Глава 4

Кира шла в гости к Макару Евграфовичу Самохину. Не шла, летела. Примерно месяц назад в их приемную пришел статный старик. Постоял в дверях, окинул всех цепким взглядом и решительно направился к ней. Выдвинул стул, повесил на спинку свернутый плащ и сел, опершись на трость. На лацкане пиджака сверкало несколько медалей.

– Добрый день, милая барышня. Это правда что вы здесь, – он обвел взглядом комнату, в которой сидела Кира, – помогаете людям? Даже таким древним, как я?

– Правда, помогаем, – кивнула она. – Поделитесь своей проблемой, и я подумаю, что можно сделать.

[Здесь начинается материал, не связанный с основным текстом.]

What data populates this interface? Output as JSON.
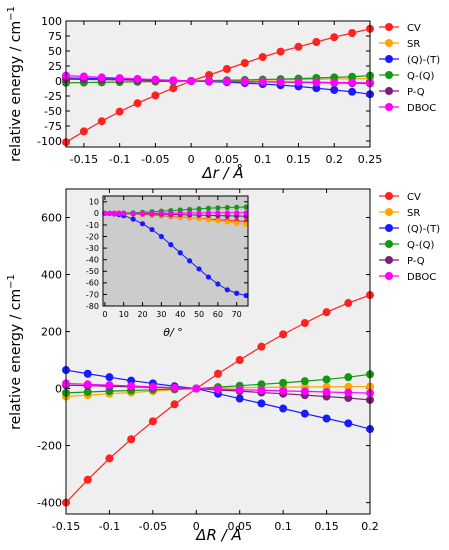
{
  "chart_data": [
    {
      "type": "line",
      "xlabel": "Δr / Å",
      "ylabel": "relative energy / cm",
      "ylabel_exponent": "−1",
      "xlim": [
        -0.175,
        0.25
      ],
      "ylim": [
        -110,
        100
      ],
      "xticks": [
        -0.15,
        -0.1,
        -0.05,
        0,
        0.05,
        0.1,
        0.15,
        0.2,
        0.25
      ],
      "xtick_labels": [
        "-0.15",
        "-0.1",
        "-0.05",
        "0",
        "0.05",
        "0.1",
        "0.15",
        "0.2",
        "0.25"
      ],
      "yticks": [
        -100,
        -75,
        -50,
        -25,
        0,
        25,
        50,
        75,
        100
      ],
      "ytick_labels": [
        "-100",
        "-75",
        "-50",
        "-25",
        "0",
        "25",
        "50",
        "75",
        "100"
      ],
      "legend": "right",
      "x": [
        -0.175,
        -0.15,
        -0.125,
        -0.1,
        -0.075,
        -0.05,
        -0.025,
        0,
        0.025,
        0.05,
        0.075,
        0.1,
        0.125,
        0.15,
        0.175,
        0.2,
        0.225,
        0.25
      ],
      "series": [
        {
          "name": "CV",
          "color": "#ff2020",
          "values": [
            -102,
            -84,
            -67,
            -51,
            -37,
            -24,
            -12,
            0,
            10,
            20,
            30,
            40,
            49,
            57,
            65,
            73,
            80,
            87
          ]
        },
        {
          "name": "SR",
          "color": "#ffa500",
          "values": [
            -3,
            -2.6,
            -2.2,
            -1.8,
            -1.4,
            -1,
            -0.5,
            0,
            0.4,
            0.8,
            1.2,
            1.6,
            2,
            2.4,
            2.8,
            3.2,
            3.6,
            4
          ]
        },
        {
          "name": "(Q)-(T)",
          "color": "#1a1aff",
          "values": [
            5,
            4.5,
            4,
            3.4,
            2.6,
            1.8,
            0.9,
            0,
            -1,
            -2,
            -3.5,
            -5,
            -7,
            -9,
            -12,
            -15,
            -18,
            -22
          ]
        },
        {
          "name": "Q-(Q)",
          "color": "#119911",
          "values": [
            -3,
            -2.6,
            -2.2,
            -1.8,
            -1.3,
            -0.9,
            -0.4,
            0,
            0.6,
            1.2,
            1.8,
            2.4,
            3.2,
            4,
            5,
            6,
            7,
            9
          ]
        },
        {
          "name": "P-Q",
          "color": "#7a1f7a",
          "values": [
            3,
            2.6,
            2.2,
            1.8,
            1.3,
            0.9,
            0.4,
            0,
            -0.4,
            -0.8,
            -1.2,
            -1.6,
            -2,
            -2.4,
            -2.8,
            -3.2,
            -3.6,
            -4
          ]
        },
        {
          "name": "DBOC",
          "color": "#ff00ff",
          "values": [
            9,
            7.5,
            6,
            4.8,
            3.5,
            2.3,
            1.1,
            0,
            -0.3,
            -0.6,
            -0.9,
            -1.2,
            -1.5,
            -1.8,
            -2.1,
            -2.4,
            -2.7,
            -3
          ]
        }
      ]
    },
    {
      "type": "line",
      "xlabel": "ΔR / Å",
      "ylabel": "relative energy / cm",
      "ylabel_exponent": "−1",
      "xlim": [
        -0.15,
        0.2
      ],
      "ylim": [
        -440,
        700
      ],
      "xticks": [
        -0.15,
        -0.1,
        -0.05,
        0,
        0.05,
        0.1,
        0.15,
        0.2
      ],
      "xtick_labels": [
        "-0.15",
        "-0.1",
        "-0.05",
        "0",
        "0.05",
        "0.1",
        "0.15",
        "0.2"
      ],
      "yticks": [
        -400,
        -200,
        0,
        200,
        400,
        600
      ],
      "ytick_labels": [
        "-400",
        "-200",
        "0",
        "200",
        "400",
        "600"
      ],
      "legend": "right",
      "x": [
        -0.15,
        -0.125,
        -0.1,
        -0.075,
        -0.05,
        -0.025,
        0,
        0.025,
        0.05,
        0.075,
        0.1,
        0.125,
        0.15,
        0.175,
        0.2
      ],
      "series": [
        {
          "name": "CV",
          "color": "#ff2020",
          "values": [
            -400,
            -320,
            -245,
            -178,
            -115,
            -55,
            0,
            52,
            100,
            147,
            190,
            230,
            268,
            300,
            328
          ]
        },
        {
          "name": "SR",
          "color": "#ffa500",
          "values": [
            -28,
            -23,
            -18,
            -14,
            -9,
            -4,
            0,
            2,
            3,
            4,
            5,
            5.5,
            6,
            6.5,
            7
          ]
        },
        {
          "name": "(Q)-(T)",
          "color": "#1a1aff",
          "values": [
            65,
            52,
            40,
            28,
            18,
            8,
            0,
            -18,
            -35,
            -52,
            -70,
            -88,
            -105,
            -122,
            -142
          ]
        },
        {
          "name": "Q-(Q)",
          "color": "#119911",
          "values": [
            -15,
            -12,
            -9,
            -7,
            -4,
            -2,
            0,
            5,
            10,
            15,
            20,
            26,
            32,
            40,
            50
          ]
        },
        {
          "name": "P-Q",
          "color": "#7a1f7a",
          "values": [
            12,
            10,
            8,
            6,
            4,
            2,
            0,
            -5,
            -9,
            -14,
            -18,
            -23,
            -28,
            -33,
            -40
          ]
        },
        {
          "name": "DBOC",
          "color": "#ff00ff",
          "values": [
            18,
            15,
            12,
            9,
            6,
            3,
            0,
            -2,
            -4,
            -6,
            -8,
            -10,
            -12,
            -14,
            -16
          ]
        }
      ]
    },
    {
      "type": "line",
      "role": "inset",
      "xlabel": "θ/ °",
      "xlim": [
        -1,
        76
      ],
      "ylim": [
        -80,
        15
      ],
      "xticks": [
        0,
        10,
        20,
        30,
        40,
        50,
        60,
        70
      ],
      "xtick_labels": [
        "0",
        "10",
        "20",
        "30",
        "40",
        "50",
        "60",
        "70"
      ],
      "yticks": [
        10,
        0,
        -10,
        -20,
        -30,
        -40,
        -50,
        -60,
        -70,
        -80
      ],
      "ytick_labels": [
        "10",
        "0",
        "-10",
        "-20",
        "-30",
        "-40",
        "-50",
        "-60",
        "-70",
        "-80"
      ],
      "x": [
        0,
        2.5,
        5,
        7.5,
        10,
        15,
        20,
        25,
        30,
        35,
        40,
        45,
        50,
        55,
        60,
        65,
        70,
        75
      ],
      "series": [
        {
          "name": "CV",
          "color": "#ff2020",
          "values": [
            0,
            0,
            0,
            -0.1,
            -0.2,
            -0.5,
            -0.9,
            -1.4,
            -2,
            -2.6,
            -3.2,
            -3.8,
            -4.4,
            -5,
            -5.5,
            -6,
            -6.5,
            -7
          ]
        },
        {
          "name": "SR",
          "color": "#ffa500",
          "values": [
            0,
            0,
            0,
            0,
            -0.1,
            -0.3,
            -0.6,
            -1,
            -1.5,
            -2.1,
            -2.8,
            -3.6,
            -4.5,
            -5.5,
            -6.5,
            -7.5,
            -8.5,
            -9.5
          ]
        },
        {
          "name": "(Q)-(T)",
          "color": "#1a1aff",
          "values": [
            0,
            0,
            -0.5,
            -1,
            -2,
            -5,
            -9,
            -14,
            -20,
            -27,
            -34,
            -41,
            -48,
            -55,
            -61,
            -66,
            -69,
            -71
          ]
        },
        {
          "name": "Q-(Q)",
          "color": "#119911",
          "values": [
            0,
            0,
            0,
            0.1,
            0.2,
            0.5,
            0.9,
            1.4,
            1.9,
            2.4,
            2.9,
            3.4,
            3.9,
            4.4,
            4.8,
            5.1,
            5.3,
            5.5
          ]
        },
        {
          "name": "P-Q",
          "color": "#7a1f7a",
          "values": [
            0,
            0,
            0,
            0,
            -0.1,
            -0.2,
            -0.3,
            -0.5,
            -0.7,
            -0.9,
            -1.1,
            -1.3,
            -1.5,
            -1.7,
            -1.9,
            -2.1,
            -2.3,
            -2.5
          ]
        },
        {
          "name": "DBOC",
          "color": "#ff00ff",
          "values": [
            0,
            0,
            0,
            0,
            0,
            0,
            0.1,
            0.1,
            0.2,
            0.2,
            0.3,
            0.3,
            0.3,
            0.4,
            0.4,
            0.4,
            0.5,
            0.5
          ]
        }
      ]
    }
  ]
}
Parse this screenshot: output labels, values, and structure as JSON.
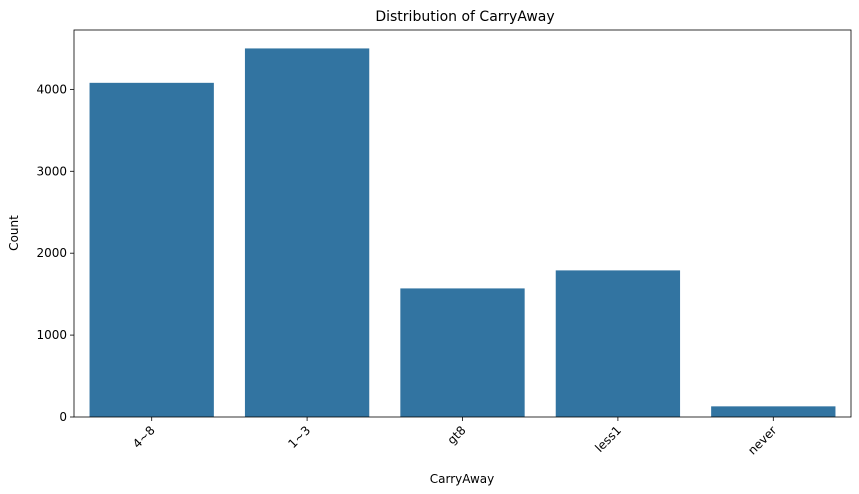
{
  "chart_data": {
    "type": "bar",
    "title": "Distribution of CarryAway",
    "xlabel": "CarryAway",
    "ylabel": "Count",
    "categories": [
      "4~8",
      "1~3",
      "gt8",
      "less1",
      "never"
    ],
    "values": [
      4080,
      4500,
      1570,
      1790,
      130
    ],
    "ylim": [
      0,
      4725
    ],
    "yticks": [
      0,
      1000,
      2000,
      3000,
      4000
    ],
    "grid": false,
    "bar_color": "#3274a1",
    "x_tick_rotation_deg": -45
  }
}
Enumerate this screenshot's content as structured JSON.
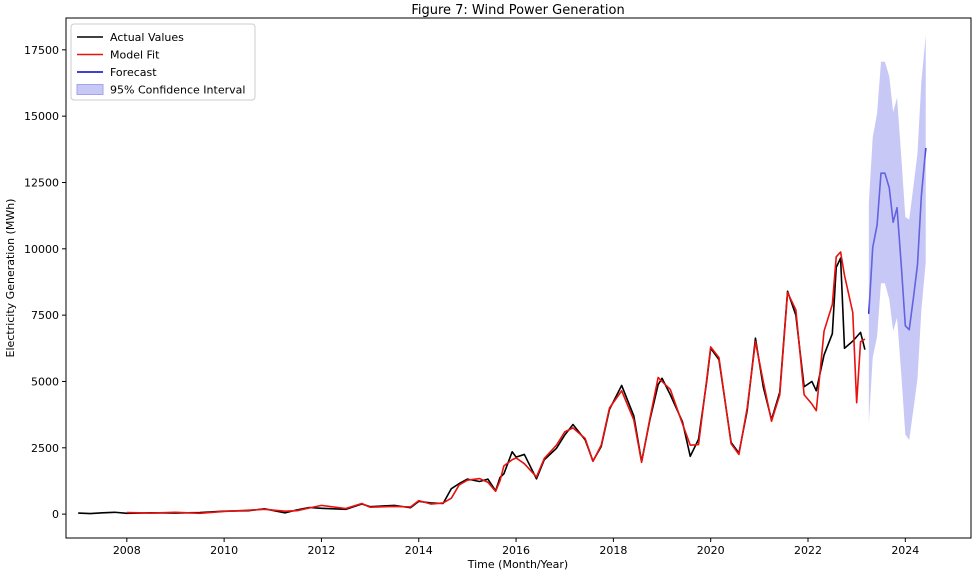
{
  "chart_data": {
    "type": "line",
    "title": "Figure 7: Wind Power Generation",
    "xlabel": "Time (Month/Year)",
    "ylabel": "Electricity Generation (MWh)",
    "xlim": [
      2006.75,
      2025.35
    ],
    "ylim": [
      -900,
      18700
    ],
    "xticks": [
      2008,
      2010,
      2012,
      2014,
      2016,
      2018,
      2020,
      2022,
      2024
    ],
    "yticks": [
      0,
      2500,
      5000,
      7500,
      10000,
      12500,
      15000,
      17500
    ],
    "grid": false,
    "legend": {
      "placement": "upper-left"
    },
    "colors": {
      "actual": "#000000",
      "fit": "#e8110e",
      "forecast": "#0000cc",
      "ci": "#a3a3f0"
    },
    "series": [
      {
        "name": "Actual Values",
        "kind": "line",
        "color": "#000000",
        "x": [
          2007.0,
          2007.25,
          2007.5,
          2007.75,
          2008.0,
          2008.5,
          2009.0,
          2009.5,
          2010.0,
          2010.5,
          2010.83,
          2011.25,
          2011.5,
          2011.75,
          2012.0,
          2012.5,
          2012.83,
          2013.0,
          2013.5,
          2013.83,
          2014.0,
          2014.25,
          2014.5,
          2014.67,
          2014.83,
          2015.0,
          2015.25,
          2015.42,
          2015.58,
          2015.67,
          2015.75,
          2015.92,
          2016.0,
          2016.17,
          2016.42,
          2016.58,
          2016.83,
          2017.0,
          2017.17,
          2017.42,
          2017.58,
          2017.75,
          2017.92,
          2018.17,
          2018.42,
          2018.58,
          2018.75,
          2018.92,
          2019.0,
          2019.17,
          2019.42,
          2019.58,
          2019.75,
          2019.92,
          2020.0,
          2020.17,
          2020.42,
          2020.58,
          2020.75,
          2020.92,
          2021.08,
          2021.25,
          2021.42,
          2021.58,
          2021.75,
          2021.92,
          2022.08,
          2022.17,
          2022.33,
          2022.5,
          2022.58,
          2022.67,
          2022.75,
          2022.92,
          2023.08,
          2023.17
        ],
        "y": [
          40,
          20,
          50,
          70,
          30,
          50,
          40,
          60,
          110,
          130,
          200,
          50,
          160,
          250,
          220,
          180,
          380,
          280,
          330,
          240,
          480,
          420,
          400,
          960,
          1150,
          1320,
          1230,
          1320,
          880,
          1380,
          1520,
          2350,
          2150,
          2250,
          1330,
          2050,
          2480,
          2980,
          3380,
          2800,
          2000,
          2550,
          3950,
          4850,
          3700,
          1980,
          3550,
          4880,
          5120,
          4500,
          3480,
          2180,
          2820,
          5030,
          6250,
          5820,
          2700,
          2300,
          3900,
          6630,
          4800,
          3560,
          4600,
          8400,
          7500,
          4800,
          5000,
          4650,
          6000,
          6800,
          9300,
          9650,
          6250,
          6520,
          6850,
          6200
        ]
      },
      {
        "name": "Model Fit",
        "kind": "line",
        "color": "#e8110e",
        "x": [
          2008.0,
          2008.5,
          2009.0,
          2009.5,
          2010.0,
          2010.5,
          2010.83,
          2011.25,
          2011.5,
          2011.75,
          2012.0,
          2012.5,
          2012.83,
          2013.0,
          2013.5,
          2013.83,
          2014.0,
          2014.25,
          2014.5,
          2014.67,
          2014.83,
          2015.0,
          2015.25,
          2015.42,
          2015.58,
          2015.67,
          2015.75,
          2015.92,
          2016.0,
          2016.17,
          2016.42,
          2016.58,
          2016.83,
          2017.0,
          2017.17,
          2017.42,
          2017.58,
          2017.75,
          2017.92,
          2018.17,
          2018.42,
          2018.58,
          2018.75,
          2018.92,
          2019.0,
          2019.17,
          2019.42,
          2019.58,
          2019.75,
          2019.92,
          2020.0,
          2020.17,
          2020.42,
          2020.58,
          2020.75,
          2020.92,
          2021.08,
          2021.25,
          2021.42,
          2021.58,
          2021.75,
          2021.92,
          2022.08,
          2022.17,
          2022.33,
          2022.5,
          2022.58,
          2022.67,
          2022.75,
          2022.92,
          2023.0,
          2023.08,
          2023.17
        ],
        "y": [
          60,
          40,
          70,
          30,
          100,
          150,
          180,
          110,
          130,
          230,
          330,
          210,
          400,
          260,
          290,
          270,
          510,
          380,
          420,
          600,
          1100,
          1280,
          1340,
          1200,
          860,
          1260,
          1820,
          2050,
          2120,
          1900,
          1400,
          2100,
          2600,
          3100,
          3250,
          2850,
          1990,
          2600,
          4000,
          4650,
          3550,
          1950,
          3600,
          5150,
          5000,
          4700,
          3400,
          2600,
          2620,
          5100,
          6300,
          5900,
          2650,
          2250,
          4000,
          6500,
          5000,
          3500,
          4500,
          8350,
          7700,
          4500,
          4150,
          3900,
          6900,
          7900,
          9700,
          9880,
          9000,
          7600,
          4200,
          6500,
          6600
        ]
      },
      {
        "name": "Forecast",
        "kind": "line",
        "color": "#0000cc",
        "x": [
          2023.25,
          2023.33,
          2023.42,
          2023.5,
          2023.58,
          2023.67,
          2023.75,
          2023.83,
          2023.92,
          2024.0,
          2024.08,
          2024.17,
          2024.25,
          2024.33,
          2024.42
        ],
        "y": [
          7550,
          10050,
          10900,
          12850,
          12850,
          12300,
          11000,
          11550,
          9300,
          7100,
          6950,
          8200,
          9400,
          12000,
          13800
        ]
      },
      {
        "name": "95% Confidence Interval",
        "kind": "band",
        "color": "#a3a3f0",
        "x": [
          2023.25,
          2023.33,
          2023.42,
          2023.5,
          2023.58,
          2023.67,
          2023.75,
          2023.83,
          2023.92,
          2024.0,
          2024.08,
          2024.17,
          2024.25,
          2024.33,
          2024.42
        ],
        "lower": [
          3400,
          5900,
          6700,
          8700,
          8700,
          8100,
          6900,
          7400,
          5200,
          3000,
          2800,
          4000,
          5100,
          7700,
          9500
        ],
        "upper": [
          11700,
          14200,
          15100,
          17050,
          17050,
          16500,
          15150,
          15700,
          13400,
          11200,
          11100,
          12400,
          13600,
          16300,
          18050
        ]
      }
    ]
  }
}
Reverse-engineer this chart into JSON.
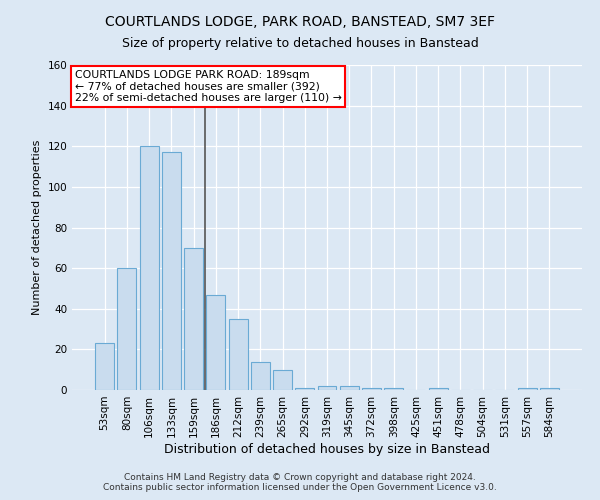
{
  "title_line1": "COURTLANDS LODGE, PARK ROAD, BANSTEAD, SM7 3EF",
  "title_line2": "Size of property relative to detached houses in Banstead",
  "xlabel": "Distribution of detached houses by size in Banstead",
  "ylabel": "Number of detached properties",
  "categories": [
    "53sqm",
    "80sqm",
    "106sqm",
    "133sqm",
    "159sqm",
    "186sqm",
    "212sqm",
    "239sqm",
    "265sqm",
    "292sqm",
    "319sqm",
    "345sqm",
    "372sqm",
    "398sqm",
    "425sqm",
    "451sqm",
    "478sqm",
    "504sqm",
    "531sqm",
    "557sqm",
    "584sqm"
  ],
  "values": [
    23,
    60,
    120,
    117,
    70,
    47,
    35,
    14,
    10,
    1,
    2,
    2,
    1,
    1,
    0,
    1,
    0,
    0,
    0,
    1,
    1
  ],
  "bar_color": "#c9dcee",
  "bar_edge_color": "#6aaad4",
  "ylim": [
    0,
    160
  ],
  "yticks": [
    0,
    20,
    40,
    60,
    80,
    100,
    120,
    140,
    160
  ],
  "annotation_line1": "COURTLANDS LODGE PARK ROAD: 189sqm",
  "annotation_line2": "← 77% of detached houses are smaller (392)",
  "annotation_line3": "22% of semi-detached houses are larger (110) →",
  "background_color": "#dce8f4",
  "footer_line1": "Contains HM Land Registry data © Crown copyright and database right 2024.",
  "footer_line2": "Contains public sector information licensed under the Open Government Licence v3.0.",
  "vline_index": 4.5,
  "title1_fontsize": 10,
  "title2_fontsize": 9,
  "ylabel_fontsize": 8,
  "xlabel_fontsize": 9,
  "tick_fontsize": 7.5,
  "annot_fontsize": 7.8
}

– Мои проблемы стариковские. Государством мне положен социальный работник, как одинокому старику. А мне его не выделяют. Ссылаются на то, что у меня есть родня.

Он внезапно замолчал, прикрыв глаза. Потом достал из внутреннего кармана пиджака стеклянный пузырек, заткнутый ваткой, вытряс оттуда таблетку, кинул ее под язык и замер. Кира начала было суетиться, но он удержал ее на месте, взяв за руку. Через пару минут старику стало лучше, он открыл глаза и выдохнул:

– Не беспокойтесь, милая барышня, сердце пошаливает. Так вот, о чем это я? – он на секунду задумался. – Ах, да! Вот голова дырявая. Значит, мне в социальной службе говорят, что я не одинок, у меня имеется какая-то мифическая родня. Поэтому мне не положены ни соцработник, ни льготы, как одинокому.

– А у вас нет родни? – переспросила его Кораблева.

– Ни единого человечка. Ни единого. Я один, как перст, – со вздохом сказал Макар Евграфович.

– Так откуда взялись выдуманные родственники? – удивилась Кира.

– Это я и хочу узнать. Вы можете мне помочь? – с надеждой спросил старик. – А то без соцработника мне не справиться.

Кира взялась за это дело. И для того чтобы уточнить кое-какие детали, зашла однажды в гости к Макару Евграфовичу. Они проговорили пару часов и стали друзьями. От него девушка получила столько душевного тепла, столько радости от общения, сколько не получала никогда в жизни. За исключением того времени, когда в ее жизни был Эмил Чореску.

Но, видно, свой лимит счастья, отпущенный жизнью, она исчерпала. Поэтому Эмила у нее больше нет, радости нет, тепла нет. И вдруг появился старик-ветеран Макар Евграфович. Теперь каждую свободную минутку Кира бежала к Самохину.

А сегодня Кира спешила к нему с особой радостью. Она хотела сообщить, что Макар Евграфович не одинок. У него действительно есть родственники.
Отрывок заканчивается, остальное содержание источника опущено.